Arranging words in Scrivener

 

Was macht der geneigte Promovent eigentlich, wenn es mit der Dissertation nicht so recht vorangeht? Er geht in sich und erkennt ganz schnell, dass es für sein Stocken viele Gründe gibt. Vor allem aber ist er sich sicher, dass sein Workflow noch optimierbar ist. Wenn dann früher aufstehen, länger arbeiten, weniger Freizeit und noch mehr Paper leser nicht mehr ausreicht, dann kann es eigentlich nur noch daran liegen, dass die Tools, die er verwendet, noch nicht optimiert sind.

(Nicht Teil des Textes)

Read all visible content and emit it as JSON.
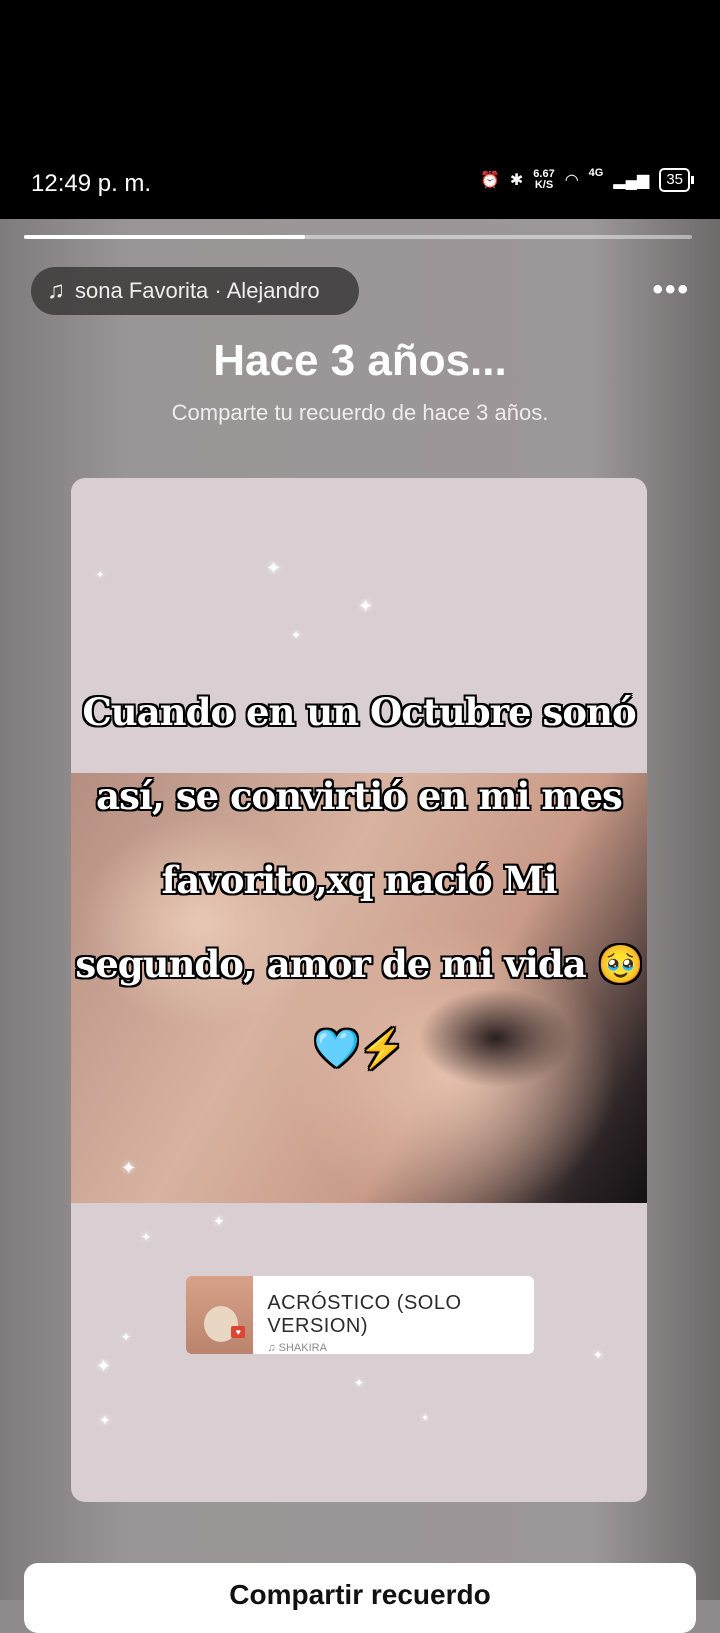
{
  "status_bar": {
    "time": "12:49 p. m.",
    "speed_value": "6.67",
    "speed_unit": "K/S",
    "network": "4G",
    "battery": "35"
  },
  "story": {
    "progress": 0.42,
    "music_pill": "sona Favorita · Alejandro",
    "title": "Hace 3 años...",
    "subtitle": "Comparte tu recuerdo de hace 3 años.",
    "caption": "Cuando en un Octubre sonó así, se convirtió en mi mes favorito,xq nació Mi segundo, amor de mi vida 🥹🩵⚡",
    "song_title": "ACRÓSTICO (SOLO VERSION)",
    "song_artist": "SHAKIRA"
  },
  "actions": {
    "share_label": "Compartir recuerdo"
  }
}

Da nun fast jeder Arbeitsplatz eines Mitarbeiters im akademischen Hause mit einem schnellen Internetanschluss versorgt ist, wird sich der Promovent schnellstens ins Internet begeben und nach Lösungen für sein Problem suchen. Er wird schnell fündig. Er braucht mehr Struktur, besser Wissensorganisation, er braucht mehr Flexibilität, er braucht… Eine moderne, viel erwähnte und durchaus adäquate ist dabei das Programm Scrivener. Das Programm der kleinen amerikanischen britischen Softwareschmiede Literature & Latte hat es sich zur Aufgabe gemacht, Autoren, Drehbuchautoren, Studenten und Akademikern im Allgemeinen die Arbeit an langen und komplexeren Texten zu erleichtern:

„Literature & Latte was founded in 2006 with the sole purpose of creating software that aids in the creative process of writing long texts.“1

Und in der Tat Scrivener hat in meinen Augen etwas erreicht, um die Probleme komplexerer Arbeiten anzugehen und zu erleichtern. Ich muss jetzt nicht alles erwähnen, was Scrivener besser macht als eine gewöhnliche Textverarbeitung wie Word, OO oder Pages, denn es gibt genügend detaillierte Rezensionen.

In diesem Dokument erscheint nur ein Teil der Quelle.